Small-market TV stations told the Federal Communications Commission that chairman Kevin Martin's proposal to do nothing to loosen TV-duopoly rules is contrary to a court's instruction and flies in the face of evidence in the record.
Martin has proposed to loosen the newspaper-broadcast cross-ownership rules, but he said "any further relaxation in the radio or television broadcast markets should not be allowed," which had the small-market broadcasters seeing red.
In their filing -- the deadline to respond to Martin's proposal was Tuesday -- the coalition said it would not object to the FCC putting aside the TV-duopoly issue (owning more than one TV station in a market) while it considered the cross-ownership issue. But to say that it would do nothing "would sacrifice the interests of the public that smaller-market television stations serve," the group said.
The broadcasters argued that a finding that retained the rule without justifying why it remains in the public interest would violate the Telecommunications Act, which requires the FCC to review its rules periodically to determine whether they should be modified or eliminated absent that showing.

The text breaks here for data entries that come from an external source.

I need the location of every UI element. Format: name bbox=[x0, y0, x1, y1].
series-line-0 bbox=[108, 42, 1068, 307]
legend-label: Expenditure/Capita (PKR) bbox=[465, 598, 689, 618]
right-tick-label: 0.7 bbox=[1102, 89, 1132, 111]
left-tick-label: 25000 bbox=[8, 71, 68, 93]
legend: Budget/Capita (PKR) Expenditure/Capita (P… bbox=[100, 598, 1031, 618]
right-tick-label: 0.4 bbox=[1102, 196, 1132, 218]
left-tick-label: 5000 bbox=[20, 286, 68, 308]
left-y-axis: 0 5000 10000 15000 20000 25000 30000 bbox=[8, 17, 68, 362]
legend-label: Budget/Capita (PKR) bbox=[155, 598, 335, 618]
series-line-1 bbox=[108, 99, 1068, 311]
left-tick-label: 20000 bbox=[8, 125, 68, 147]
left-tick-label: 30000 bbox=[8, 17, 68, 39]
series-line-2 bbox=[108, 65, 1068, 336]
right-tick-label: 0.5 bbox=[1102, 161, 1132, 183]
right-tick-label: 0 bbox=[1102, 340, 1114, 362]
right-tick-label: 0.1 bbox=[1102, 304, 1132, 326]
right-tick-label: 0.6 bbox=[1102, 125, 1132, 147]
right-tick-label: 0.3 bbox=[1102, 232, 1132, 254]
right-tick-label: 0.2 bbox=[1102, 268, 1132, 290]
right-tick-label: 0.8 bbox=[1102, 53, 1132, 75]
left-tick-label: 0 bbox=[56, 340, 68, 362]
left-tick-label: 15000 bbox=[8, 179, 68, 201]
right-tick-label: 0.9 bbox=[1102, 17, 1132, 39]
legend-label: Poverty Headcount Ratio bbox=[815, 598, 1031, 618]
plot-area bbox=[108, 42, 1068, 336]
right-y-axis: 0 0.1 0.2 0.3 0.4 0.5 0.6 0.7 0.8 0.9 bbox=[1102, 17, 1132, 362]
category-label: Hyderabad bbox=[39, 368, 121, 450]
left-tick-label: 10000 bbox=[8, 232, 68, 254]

It would also fly in the face of the D.C. Appeals Court, which remanded the duopoly rule to the FCC with instructions that it "must affirmatively find that the commission’s local-television ownership rule continues to serve the public interest based on a carefully developed proceeding record," the group said. "That is exactly what it appears the commission is poised not to do. It seems prepared to reach a decision in the face of a record that, far from supporting such a decision, demonstrates that the duopoly rule must be modernized."
The court, in a case brought by Sinclair Broadcast Group, said the FCC had not justified why non-broadcast voices were not counted in the eight-voices test -- the number of such "voices" in a market that had to be left after a duopoly was created in order for it to be in bounds.